Premièrement, le pays concerné, en l’occurrence le Royaume-Uni. Mais en Ecosse, le référendum est engagé avec l’accord de Londres. Si le oui l’emportait, y aurait des négociations pendant la période de transition. Il peut y avoir des aigreurs, des ressentiments, mais ils trouveraient peut-être un arrangement. Ensuite, il y a les autres pays touchés par des poussées séparatistes, qui accepteraient difficilement de créer un précédent. Est-ce que Madrid voudrait offrir un argument à la Catalogne en lui disant qu’elle peut sortir de l’Espagne et être membre de l’UE deux ans plus tard, sans aucune difficulté ? J’en doute. Enfin, pour la France ou l’Allemagne, ce ne serait pas évident, car leur allié actuel, c’est Londres, pas Edimbourg.

Comment expliquer ces poussées autonomistes, en Ecosse, en Catalogne, en Flandre ?

Elles traduisent des pulsions identitaires, qui ne sont pas réductibles à des histoires de gros sous. Bien sûr, la solidarité devient de plus en plus difficile quand il y a moins d’argent et quand on est en période de crise. Mais cela va bien au-delà, et révèle des aspirations à mieux définir son identité dans le grand maelström de la mondialisation. Quand cette identité est portée par une langue spécifique, le flamand, le catalan, l’écossais, ça peut prendre, et ça prend.
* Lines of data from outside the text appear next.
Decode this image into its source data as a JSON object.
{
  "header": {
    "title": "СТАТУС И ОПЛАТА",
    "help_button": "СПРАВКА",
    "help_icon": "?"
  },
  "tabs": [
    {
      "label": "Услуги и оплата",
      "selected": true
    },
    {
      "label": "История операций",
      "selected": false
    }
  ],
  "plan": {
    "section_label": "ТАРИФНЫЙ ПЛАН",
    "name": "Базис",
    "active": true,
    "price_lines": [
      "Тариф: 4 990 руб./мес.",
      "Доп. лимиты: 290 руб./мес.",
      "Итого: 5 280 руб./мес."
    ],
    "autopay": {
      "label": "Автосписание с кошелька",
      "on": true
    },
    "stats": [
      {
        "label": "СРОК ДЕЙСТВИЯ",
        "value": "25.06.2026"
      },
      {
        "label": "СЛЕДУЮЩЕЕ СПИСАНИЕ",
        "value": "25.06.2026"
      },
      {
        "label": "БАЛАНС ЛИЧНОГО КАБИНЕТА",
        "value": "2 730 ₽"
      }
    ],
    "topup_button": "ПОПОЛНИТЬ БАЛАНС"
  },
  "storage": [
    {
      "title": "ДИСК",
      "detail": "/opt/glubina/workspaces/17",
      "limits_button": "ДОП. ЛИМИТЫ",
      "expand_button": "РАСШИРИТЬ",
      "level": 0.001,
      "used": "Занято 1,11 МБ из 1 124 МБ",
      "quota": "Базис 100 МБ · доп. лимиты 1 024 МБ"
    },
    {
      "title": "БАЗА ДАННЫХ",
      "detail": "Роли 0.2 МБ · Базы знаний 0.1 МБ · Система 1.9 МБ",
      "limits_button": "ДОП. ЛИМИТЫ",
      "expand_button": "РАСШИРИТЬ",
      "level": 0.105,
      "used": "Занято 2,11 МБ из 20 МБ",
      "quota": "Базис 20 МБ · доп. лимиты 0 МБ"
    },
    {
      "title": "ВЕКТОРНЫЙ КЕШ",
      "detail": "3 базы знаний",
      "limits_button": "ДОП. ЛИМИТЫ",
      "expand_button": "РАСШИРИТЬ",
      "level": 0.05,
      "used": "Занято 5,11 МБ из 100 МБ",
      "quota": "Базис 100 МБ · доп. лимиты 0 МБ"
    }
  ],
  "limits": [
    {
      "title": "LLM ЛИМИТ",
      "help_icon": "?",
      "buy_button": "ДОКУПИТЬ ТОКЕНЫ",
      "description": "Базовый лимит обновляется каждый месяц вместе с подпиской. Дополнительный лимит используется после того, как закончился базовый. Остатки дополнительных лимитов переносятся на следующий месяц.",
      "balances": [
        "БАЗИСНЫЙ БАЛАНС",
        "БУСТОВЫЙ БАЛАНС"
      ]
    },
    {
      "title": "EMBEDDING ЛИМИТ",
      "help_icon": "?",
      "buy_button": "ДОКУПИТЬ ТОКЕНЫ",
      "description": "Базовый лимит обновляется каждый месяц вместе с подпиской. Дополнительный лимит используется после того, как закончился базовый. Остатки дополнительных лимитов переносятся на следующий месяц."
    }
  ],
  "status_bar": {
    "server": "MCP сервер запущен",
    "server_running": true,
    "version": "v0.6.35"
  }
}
L’UE est parfois un peu désarmée face à ces dynamiques, car elle plaide certes pour l’Union dans la diversité, mais une Union qui fait la force.

En créant un autre niveau de pouvoir, en accordant une grande place aux régions, l’UE n’a-t-elle pas favorisé cette évolution?

Ce qui est sûr, c’est que l’Union européenne est vue par ces régions comme un échelon supérieur auquel il est utile d’avoir accès, pour des financements, et pour une sorte de considération, car on passe au-dessus de l’Etat central, on a des relations avec l’Union européenne. Les traités disent que l’UE est totalement neutre au regard de l’organisation interne des Etats membres et ne s’en mêle pas. Mais par ses politiques, et notamment la politique régionale, elle a créé une sorte de clientèle régionale qui peut parfois devenir une clientèle régionaliste. Il suffit de quelques cas pour que cela déclenche une dynamique de fragmentation pour l’UE.

De telles sécessions seraient-elles difficiles à gérer pour l’UE?

Ce serait beaucoup de temps de cerveau gaspillé, alors qu’il y a d’immenses défis, économiques, internationaux. Si des négociations s’engagent, il faudra reprendre les traités, modifier la pondération des voix, redispatcher le budget. Qu’il y ait 28 ou 30 Etats, cela ne changerait pas énormément de choses. Ce serait plutôt fâcheux pour le signal que cela enverrait, car cela pourrait encourager d’autres dynamiques séparatistes.